I go very still and release the skirts from my hand. “Have you found the way out?”
“I’m close, I—”
“Then bring me a key, Jacques. Bring me a pistol, bring me something!” I feel the tears pricking behind my eyes, a hot, painful pressure. “If they catch you, I will have nothing, do you understand? My sisters are lost!”
And suddenly we collapse into each other, and his arms are tight and fierce around me. We cling to each other like drowning people, part in fear, part in desperation.
“I will come back, Aurélie. I promise. They will not kill me, not before I’ve found a way. I will return as soon as I possibly can, and when I do, we are leaving. We will go back to the surface. Home.”
When he is gone, and I am alone again in the beautiful room, I lay my head against the wall and weep.
Come back, I pray. Come back before it is too late.
The announcements start about twenty minutes after my feelings-vomit outside Rabbit Gallery. We’re moving through a suite of warm-toned, curlicue-filled rooms, all idyllic landscape paintings and satin wall coverings that glitter like insect wings. Jules is ripping a strand of thread from the frayed edge of his pocket. I’m feeling like a car ran over me. And now Lilly freezes, one hand raised.
“Guys?” she says.
“What?” Jules pauses, looking back at her.
“D’you hear that?”
Will and Jules hurry over to her. I don’t. I don’t hear anything. Honestly, I can’t even bring myself to care right now. All I can think about is the picture hanging in the gallery and me bawling everywhere. I try to listen for whatever Lilly talking about. All I hear are the lights. Maybe the whirr of an air vent––
“. . . is being transmitted . . .”
There it is. A single spike of sound, and now it’s faded back into a distant, indistinct line. Deep in the palace, a voice is droning.
“Trackers?” Jules asks.
“I don’t think trackers talk,” Will says.

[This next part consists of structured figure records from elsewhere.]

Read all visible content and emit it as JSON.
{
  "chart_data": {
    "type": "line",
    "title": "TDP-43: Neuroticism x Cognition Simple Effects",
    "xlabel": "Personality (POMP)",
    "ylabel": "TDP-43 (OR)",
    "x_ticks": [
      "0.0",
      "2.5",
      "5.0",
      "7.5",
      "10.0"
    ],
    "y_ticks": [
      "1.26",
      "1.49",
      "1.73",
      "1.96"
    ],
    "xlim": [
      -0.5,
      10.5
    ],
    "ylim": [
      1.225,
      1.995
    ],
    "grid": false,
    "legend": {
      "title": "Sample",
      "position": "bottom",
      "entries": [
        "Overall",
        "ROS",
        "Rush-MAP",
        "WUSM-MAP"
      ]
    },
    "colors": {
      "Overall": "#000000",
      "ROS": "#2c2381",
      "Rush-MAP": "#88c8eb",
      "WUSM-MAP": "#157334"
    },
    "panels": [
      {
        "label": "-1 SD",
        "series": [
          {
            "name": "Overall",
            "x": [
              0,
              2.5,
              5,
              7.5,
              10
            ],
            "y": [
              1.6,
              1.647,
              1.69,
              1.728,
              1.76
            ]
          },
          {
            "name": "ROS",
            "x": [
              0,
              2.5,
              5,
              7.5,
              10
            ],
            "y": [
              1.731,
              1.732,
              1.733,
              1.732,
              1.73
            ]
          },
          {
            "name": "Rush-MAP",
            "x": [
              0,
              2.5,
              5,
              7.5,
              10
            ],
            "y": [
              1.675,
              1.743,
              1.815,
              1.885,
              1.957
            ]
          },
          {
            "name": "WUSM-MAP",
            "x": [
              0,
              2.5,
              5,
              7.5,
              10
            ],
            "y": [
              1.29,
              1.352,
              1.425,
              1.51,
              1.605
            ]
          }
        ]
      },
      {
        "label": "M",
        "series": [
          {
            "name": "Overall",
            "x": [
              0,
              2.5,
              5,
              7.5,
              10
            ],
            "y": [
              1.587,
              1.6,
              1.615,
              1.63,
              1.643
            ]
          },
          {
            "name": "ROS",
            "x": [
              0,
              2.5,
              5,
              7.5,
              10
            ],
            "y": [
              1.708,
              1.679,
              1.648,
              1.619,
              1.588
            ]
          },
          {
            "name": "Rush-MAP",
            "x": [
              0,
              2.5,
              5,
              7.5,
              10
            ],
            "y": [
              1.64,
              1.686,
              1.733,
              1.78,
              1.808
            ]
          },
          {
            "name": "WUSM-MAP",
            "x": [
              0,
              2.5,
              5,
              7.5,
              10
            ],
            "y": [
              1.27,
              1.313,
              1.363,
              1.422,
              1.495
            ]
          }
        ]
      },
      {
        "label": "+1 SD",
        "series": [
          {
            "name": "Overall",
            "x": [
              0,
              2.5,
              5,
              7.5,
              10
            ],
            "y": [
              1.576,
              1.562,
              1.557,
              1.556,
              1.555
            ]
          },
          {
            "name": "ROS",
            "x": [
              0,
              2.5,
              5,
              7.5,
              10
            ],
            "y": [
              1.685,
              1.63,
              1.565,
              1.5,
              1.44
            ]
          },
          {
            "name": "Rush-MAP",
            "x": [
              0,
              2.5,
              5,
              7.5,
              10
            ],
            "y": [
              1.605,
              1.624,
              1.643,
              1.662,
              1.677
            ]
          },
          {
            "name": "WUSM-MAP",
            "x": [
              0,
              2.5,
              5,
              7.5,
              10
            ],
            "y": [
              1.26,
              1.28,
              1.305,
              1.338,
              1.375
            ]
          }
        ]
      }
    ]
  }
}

I don’t think so, either. Those things were massacred right outside the library doors and we didn’t hear a sound. Something tells me they weren’t made to vocalize.
“I think it’s a recording,” Lilly says. “I think it’s Dorf.”
On some unspoken command, the others break into a jog. I follow, making a point to run a little behind them. I know this is pathetic junior-high type behavior, but I’m emotionally stunted and this is how I deal, okay? We’re heading north like Perdu told us to. The voice seems to be on loop, sometimes closer, sometimes farther away. The cut in my foot starts to throb again. I want to eat everything—painted fruit, stone grapes, the wallpaper. I want to hide behind my hair.
I swipe it out of my face so I can’t. I cried. I got it out of my system, and it’s done.
But it doesn’t feel done. Once people see you cry, it’s like they own part of you. It’s like you ripped a hole in yourself, and they saw through whatever armor you had on, got a good long view of all the screaming alien goop underneath. I definitely think Will and Jules are being quieter now. Like they’re worried the crying might become a regular thing.